Academia: Behind every late, great man on the St. John's College required-reading list is a great woman waiting to get on it.

PLAYING WITH THE BIG BOYS:

March 03, 1997|By Richard O'Mara | Richard O'Mara,SUN STAFF

ANNAPOLIS -- It's not true that St. John's College is afraid of Virginia Woolf. Nor scared of Emily Dickinson.

How about Simone de Beauvoir, author of the seminal book on feminism, "The Second Sex"?

About her, St. John's seems a bit leery. She's not likely to make it onto the college's venerable reading list anytime soon. Neither are Mary Shelley, George Sand, even Mary Wollstonecraft, with her "Vindication of the Rights of Women."

As for more recent female authors of great note, like Nobel Prize winner Toni Morrison, even the current dean of St. John's, Eva Brann, has been unable to get her on the list.

For over two years now, St. John's alumni have been debating the wisdom of adding more female voices to its Great Books reading list. To some, it is long overdue: Nearly half the students at St. John's are women, and feminism, they argue, is one of the most important bodies of thought in the past two centuries. To others, including books in the canon because they were written by women is an affront to what St. John's stands for.

The cultural wars have come a little late to St. John's. Feminism and multiculturalism swept over other campuses years ago, dramatically changing literature courses. More women authors came in. Many men -- most of them white and dead -- went out.

In this day and age to be averse or discriminatory toward women and their works is -- well, old-fashioned. Sometimes even actionable.

Old-fashioned is a term often used in connection with St. John's, a school that rises in idyllic remove above College Creek. It is a serene and peculiar place which claims to offer the purest non-utilitarian liberal education since Socrates gathered the brightest of Athenian youth and began to ask provocative questions.

Not about the past

"We are called names," says Brann. "Archaic. Old-fashioned. But I can say this: We never read a book because it's old. There is no school in the country less interested in the past." St. John's originated as King William's School in 1696. Eventually it became a college and changed its name to St. John's, after the biblical evangelist. It closed during the Civil War (as faculty members went off to their preferred sides), was briefly occupied by the federal Army, then reopened as a military school.

It remained such until war went out of fashion after the first big one of this century. Then, in 1937 under Dean Scott Buchanan, it turned to the higher verities and the great books that contained them.

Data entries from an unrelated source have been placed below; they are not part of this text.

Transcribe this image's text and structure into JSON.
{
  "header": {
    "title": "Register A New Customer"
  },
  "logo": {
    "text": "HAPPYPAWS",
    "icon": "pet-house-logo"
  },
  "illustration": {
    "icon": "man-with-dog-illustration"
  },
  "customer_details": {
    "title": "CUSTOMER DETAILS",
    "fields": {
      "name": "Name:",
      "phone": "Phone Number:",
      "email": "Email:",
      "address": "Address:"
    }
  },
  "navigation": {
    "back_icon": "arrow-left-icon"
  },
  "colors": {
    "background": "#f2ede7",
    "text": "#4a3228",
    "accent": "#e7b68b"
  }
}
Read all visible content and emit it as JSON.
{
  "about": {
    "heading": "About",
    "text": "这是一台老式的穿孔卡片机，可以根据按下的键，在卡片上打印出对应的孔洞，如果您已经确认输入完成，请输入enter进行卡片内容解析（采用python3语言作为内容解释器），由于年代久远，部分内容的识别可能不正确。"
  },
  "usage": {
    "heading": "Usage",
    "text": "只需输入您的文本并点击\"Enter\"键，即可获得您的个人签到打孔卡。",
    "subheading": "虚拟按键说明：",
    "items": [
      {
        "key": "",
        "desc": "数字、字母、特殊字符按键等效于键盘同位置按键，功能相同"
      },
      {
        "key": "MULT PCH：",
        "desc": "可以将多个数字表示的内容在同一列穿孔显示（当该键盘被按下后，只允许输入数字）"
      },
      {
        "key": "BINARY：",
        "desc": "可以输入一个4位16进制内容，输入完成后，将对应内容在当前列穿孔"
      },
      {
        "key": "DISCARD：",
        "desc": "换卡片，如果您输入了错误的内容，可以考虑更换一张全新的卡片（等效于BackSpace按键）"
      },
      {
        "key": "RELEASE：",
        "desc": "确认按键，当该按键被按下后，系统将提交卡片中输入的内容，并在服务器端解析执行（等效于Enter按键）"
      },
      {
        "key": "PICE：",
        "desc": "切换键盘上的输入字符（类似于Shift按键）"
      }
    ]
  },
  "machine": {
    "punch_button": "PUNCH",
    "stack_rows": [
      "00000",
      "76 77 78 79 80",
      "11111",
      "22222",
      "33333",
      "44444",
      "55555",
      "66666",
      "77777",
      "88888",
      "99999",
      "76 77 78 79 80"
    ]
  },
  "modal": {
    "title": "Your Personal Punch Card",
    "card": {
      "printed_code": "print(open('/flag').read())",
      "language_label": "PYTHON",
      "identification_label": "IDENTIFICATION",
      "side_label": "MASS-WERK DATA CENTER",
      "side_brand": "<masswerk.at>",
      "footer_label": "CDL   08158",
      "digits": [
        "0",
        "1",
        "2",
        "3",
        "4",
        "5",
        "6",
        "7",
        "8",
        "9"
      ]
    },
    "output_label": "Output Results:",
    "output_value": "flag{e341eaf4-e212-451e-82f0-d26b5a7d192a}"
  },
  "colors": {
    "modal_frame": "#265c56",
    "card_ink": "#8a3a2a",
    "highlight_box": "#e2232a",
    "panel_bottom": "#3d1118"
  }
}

Buchanan's reading list included Homer, Plato, Herodotus (it's heavy on old Greeks), Hegel, Kant, Nietzsche (and old Germans), Shakespeare, Locke, Freud, Conrad and on and on. William Faulkner, Herman Melville, Frederick Douglass were among the Americans added later. Gradual changes -- not radical changes.

Those at St. John's believe the work of great writers and thinkers is undiminished by time and circumstance. Wars come and go, but who has ever written more thoughtfully about war than Homer? And isn't Aristophanes a funnier playwright than Neil Simon? Well, maybe it's a Greek thing.

In the 60 years since the St. John's canon was compiled, very few works by or about women have acceded to the list of a hundred or so authors read in seminar. The seminar books are those that all of the nearly 800 students on St. John's two campuses, in Annapolis and at Santa Fe, N.M., must read, talk about and write essays on.

If you want to graduate there is no eluding Leibniz; no escape from the leaden sentences of Karl Marx.

In Annapolis, books by three women are also among the must-reads: Jane Austen ("Pride and Prejudice"), George Eliot ("Middlemarch") and Flannery O'Connor ("Parker's Back").

It's important to mention here that Woolf, Emily Dickinson and the Greek poet Sappho are read in the language tutorials, where students concentrate more deeply on their work. But since tutors are given some discretion on which poet or author to teach in these classes (there are no traditional "professors" at St. John's, no lectures, exams, no separate departments, no majors), a St. John's undergraduate could go through four years without reading Woolf or either of the other two.

In Annapolis, that is. Woolf is taught in seminar in Santa Fe this year. And she did enjoy a spell on the seminar book list a few years back in Annapolis, when her "To the Light House" bumped Frederick Nietzsche's "Zarathustra." But after two years, wouldn't you know, the portentous Teuton came roaring back. Woolf returned to the language tutorials.

Johnnies at odds

The debate over adding more women to the list began in November 1995, with a proposal published in the university newspaper, The Reporter, from Mary Helen McMurran, a 1987 graduate of the Santa Fe campus.

She proposed 16 works by women; 63 other grads signed her petition. Letters in response flew fast and furious in subsequent editions.